For most, it’s not only the historical significance of partaking in re-enactments, but the camaraderie and socializing that occurs.

“It’s just the whole experience,” he said. “You actually have a lot of fun doing this.”

Shaw has the whole set-up, from the uniforms and hat and replica 1861 Springfield rifle of the private, to the officer’s coat and sword carried by foot soldiers.

He said rarely will a re-enactment occur on the original battlefield, because those sites are often privately owned, are subdivisions or now sites of a retail store, or part of the National Park System. But he was lucky enough to once do a re-enactment in northern Georgia on the original battlefield near Resaca, where Begole actually fought.

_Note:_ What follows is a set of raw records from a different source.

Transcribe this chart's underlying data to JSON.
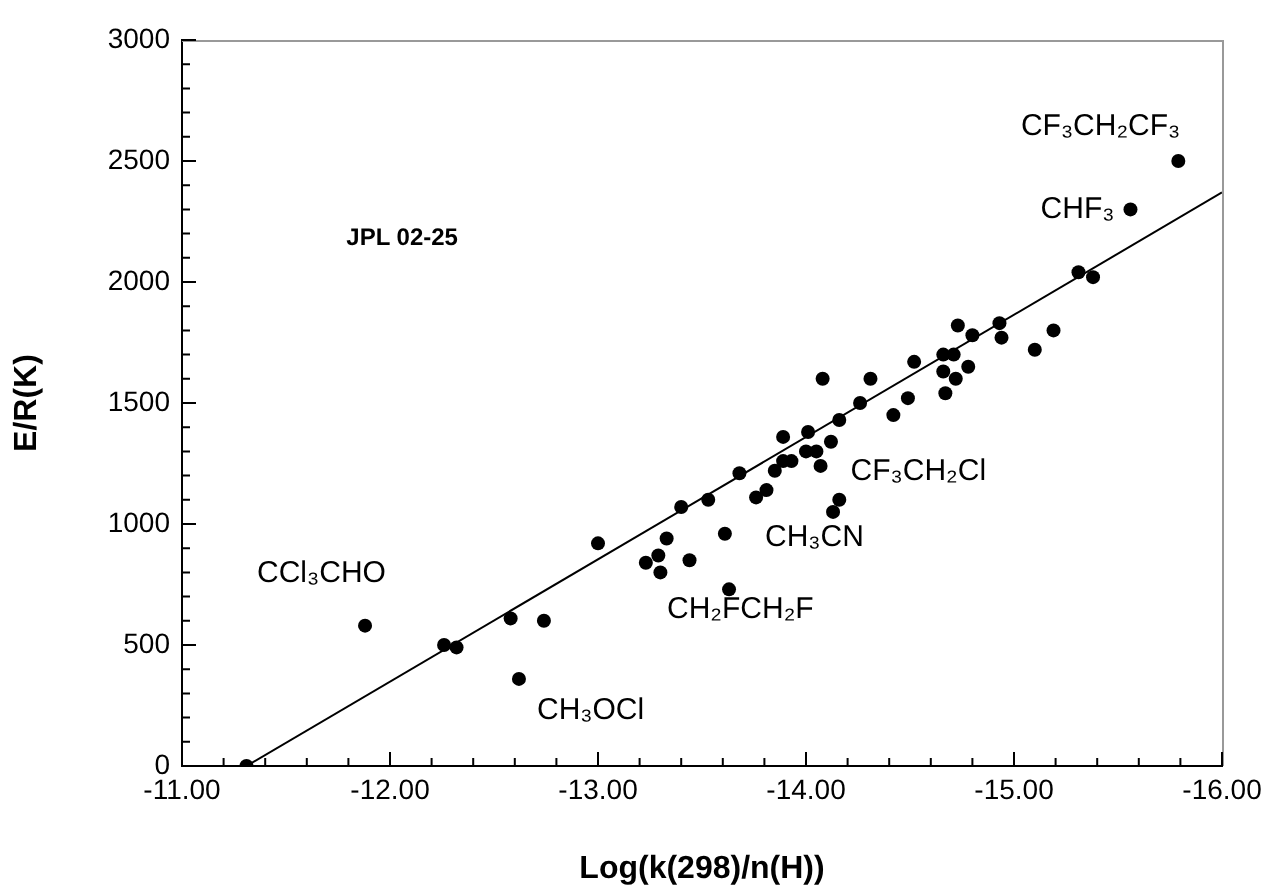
{
  "chart_data": {
    "type": "scatter",
    "xlabel": "Log(k(298)/n(H))",
    "ylabel": "E/R(K)",
    "xlim": [
      -11,
      -16
    ],
    "ylim": [
      0,
      3000
    ],
    "xticks": [
      {
        "value": -11,
        "label": "-11.00"
      },
      {
        "value": -11.2,
        "label": null
      },
      {
        "value": -11.4,
        "label": null
      },
      {
        "value": -11.6,
        "label": null
      },
      {
        "value": -11.8,
        "label": null
      },
      {
        "value": -12,
        "label": "-12.00"
      },
      {
        "value": -12.2,
        "label": null
      },
      {
        "value": -12.4,
        "label": null
      },
      {
        "value": -12.6,
        "label": null
      },
      {
        "value": -12.8,
        "label": null
      },
      {
        "value": -13,
        "label": "-13.00"
      },
      {
        "value": -13.2,
        "label": null
      },
      {
        "value": -13.4,
        "label": null
      },
      {
        "value": -13.6,
        "label": null
      },
      {
        "value": -13.8,
        "label": null
      },
      {
        "value": -14,
        "label": "-14.00"
      },
      {
        "value": -14.2,
        "label": null
      },
      {
        "value": -14.4,
        "label": null
      },
      {
        "value": -14.6,
        "label": null
      },
      {
        "value": -14.8,
        "label": null
      },
      {
        "value": -15,
        "label": "-15.00"
      },
      {
        "value": -15.2,
        "label": null
      },
      {
        "value": -15.4,
        "label": null
      },
      {
        "value": -15.6,
        "label": null
      },
      {
        "value": -15.8,
        "label": null
      },
      {
        "value": -16,
        "label": "-16.00"
      }
    ],
    "yticks": [
      0,
      {
        "value": 100,
        "label": null
      },
      {
        "value": 200,
        "label": null
      },
      {
        "value": 300,
        "label": null
      },
      {
        "value": 400,
        "label": null
      },
      500,
      {
        "value": 600,
        "label": null
      },
      {
        "value": 700,
        "label": null
      },
      {
        "value": 800,
        "label": null
      },
      {
        "value": 900,
        "label": null
      },
      1000,
      {
        "value": 1100,
        "label": null
      },
      {
        "value": 1200,
        "label": null
      },
      {
        "value": 1300,
        "label": null
      },
      {
        "value": 1400,
        "label": null
      },
      1500,
      {
        "value": 1600,
        "label": null
      },
      {
        "value": 1700,
        "label": null
      },
      {
        "value": 1800,
        "label": null
      },
      {
        "value": 1900,
        "label": null
      },
      2000,
      {
        "value": 2100,
        "label": null
      },
      {
        "value": 2200,
        "label": null
      },
      {
        "value": 2300,
        "label": null
      },
      {
        "value": 2400,
        "label": null
      },
      2500,
      {
        "value": 2600,
        "label": null
      },
      {
        "value": 2700,
        "label": null
      },
      {
        "value": 2800,
        "label": null
      },
      {
        "value": 2900,
        "label": null
      },
      3000
    ],
    "grid": false,
    "legend": false,
    "series": [
      {
        "color": "#000000",
        "marker": "circle",
        "x": [
          -11.31,
          -11.88,
          -12.26,
          -12.32,
          -12.58,
          -12.62,
          -12.74,
          -13.0,
          -13.23,
          -13.29,
          -13.3,
          -13.33,
          -13.4,
          -13.44,
          -13.53,
          -13.61,
          -13.63,
          -13.68,
          -13.76,
          -13.81,
          -13.85,
          -13.89,
          -13.89,
          -13.93,
          -14.01,
          -14.0,
          -14.05,
          -14.07,
          -14.08,
          -14.12,
          -14.13,
          -14.16,
          -14.16,
          -14.26,
          -14.31,
          -14.42,
          -14.49,
          -14.52,
          -14.66,
          -14.66,
          -14.67,
          -14.71,
          -14.72,
          -14.73,
          -14.78,
          -14.8,
          -14.93,
          -14.94,
          -15.1,
          -15.19,
          -15.31,
          -15.38,
          -15.56,
          -15.79
        ],
        "values": [
          0,
          580,
          500,
          490,
          610,
          360,
          600,
          920,
          840,
          870,
          800,
          940,
          1070,
          850,
          1100,
          960,
          730,
          1210,
          1110,
          1140,
          1220,
          1360,
          1260,
          1260,
          1380,
          1300,
          1300,
          1240,
          1600,
          1340,
          1050,
          1100,
          1430,
          1500,
          1600,
          1450,
          1520,
          1670,
          1700,
          1630,
          1540,
          1700,
          1600,
          1820,
          1650,
          1780,
          1830,
          1770,
          1720,
          1800,
          2040,
          2020,
          2300,
          2500
        ]
      },
      {
        "type": "line",
        "color": "#000000",
        "marker": "none",
        "line_style": "solid",
        "x": [
          -11.31,
          -16
        ],
        "values": [
          0,
          2370
        ]
      }
    ],
    "annotations": [
      "JPL 02-25",
      {
        "text": "CF₃CH₂CF₃",
        "x": -15.79,
        "y": 2500
      },
      {
        "text": "CHF₃",
        "x": -15.56,
        "y": 2300
      },
      {
        "text": "CCl₃CHO",
        "x": -11.88,
        "y": 580
      },
      {
        "text": "CF₃CH₂Cl",
        "x": -14.07,
        "y": 1240
      },
      {
        "text": "CH₃CN",
        "x": -14.13,
        "y": 1050
      },
      {
        "text": "CH₂FCH₂F",
        "x": -13.63,
        "y": 730
      },
      {
        "text": "CH₃OCl",
        "x": -12.62,
        "y": 360
      }
    ]
  }
}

Shaw remains active in several Civil War organizations, such as the SUVCW, the Gov. Henry Crapo Camp No. 145, which is the local unit of the SUVCW, and several other state and national organizations, but his re-enactment days are numbered after 20 years.

“If you have a choice of putting on 30 pounds of extra weight, wrapping yourself in wool and picking a nice 95 degree day and running up a hill, are you going to do that, or are you going to try to do something else?” he asked.

But he plans on one final re-enactment next April to mark the 150th anniversary of Gen. Robert E. Lee’s surrender to Gen. Ulysses S. Grant at Appomattox Courthouse, in Virginia, which effectively ended the Civil War.

Shaw’s involvement in these groups “is to remember the sacrifices of the people who fought and won the Civil War for the United States.” Part of that involves keeping track of and Civil War memorials and gravestones, keeping those in tip-top shape, school presentations, parades, cleaning cemeteries, and anything else to raise awareness of the Civil War soldiers.

There are two Civil War cannons on the lawn of the Genesee County Courthouse, and Shaw’s group was instrumental in the upkeep.

“If they look pretty and white, it’s because we’ve been there,” he said.

And his involvement with the National Convention in August of the SUVCW will hopefully get younger people involved for the future.

“When things get tough with the practice of law, I just remember the people I came from, who dealt with a lot worse than what I’m dealing with, and it gives you perspective,” he said. “Their determination becomes your determination, and their strength becomes yours.”